The European Symposium on Algorithms (ESA) is an international conference covering the field of algorithms. It has been held annually since 1993, typically in early Autumn in a different European location each year. Like most theoretical computer science conferences its contributions are strongly peer-reviewed; the articles appear in proceedings published in Springer Lecture Notes in Computer Science. Acceptance rate of ESA is 24% in 2012 in both Design and Analysis and Engineering and Applications tracks.

History
The first ESA was held in 1993 and contained 35 papers. The intended scope was all research in algorithms, theoretical as well as applied, carried out in the fields of computer science and discrete mathematics. An explicit aim was to intensify the exchange between these two research communities.

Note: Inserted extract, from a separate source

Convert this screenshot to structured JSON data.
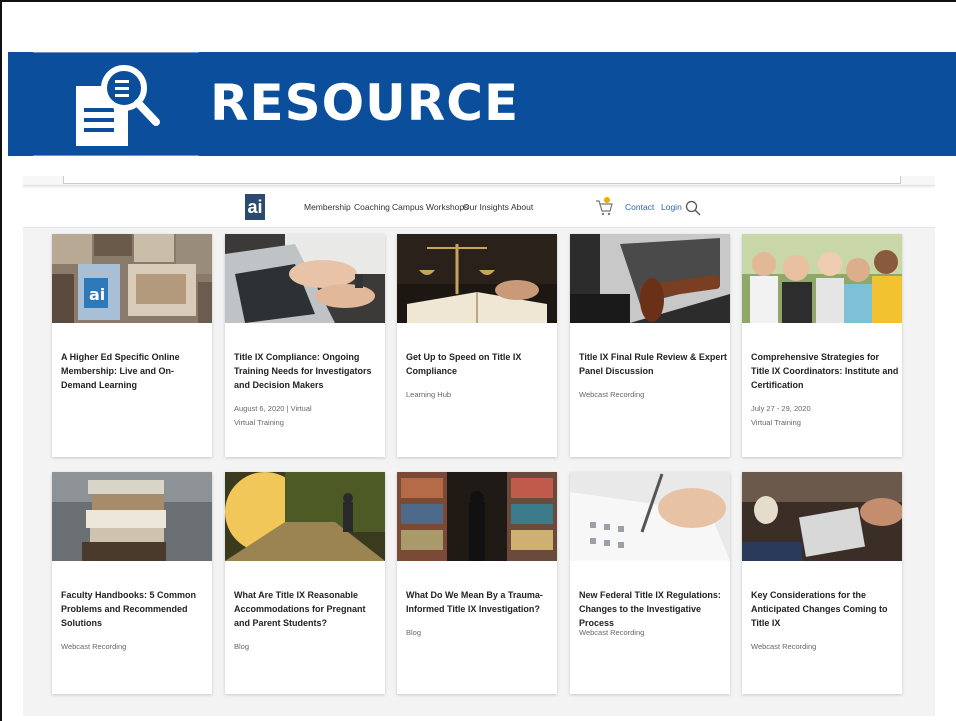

In 2002, ESA incorporated the conference Workshop on Algorithms Engineering (WAE). In its current format, ESA contains two distinct tracks with their own programme committees: a track on the design an analysis of algorithms, and a track on engineering and applications, together accepting around 70 contributions.

ALGO conferences
Since 2001, ESA is co-located with other algorithms conferences and workshops in a combined meeting called ALGO. This is the largest European event devoted to algorithms, attracting hundreds of researchers.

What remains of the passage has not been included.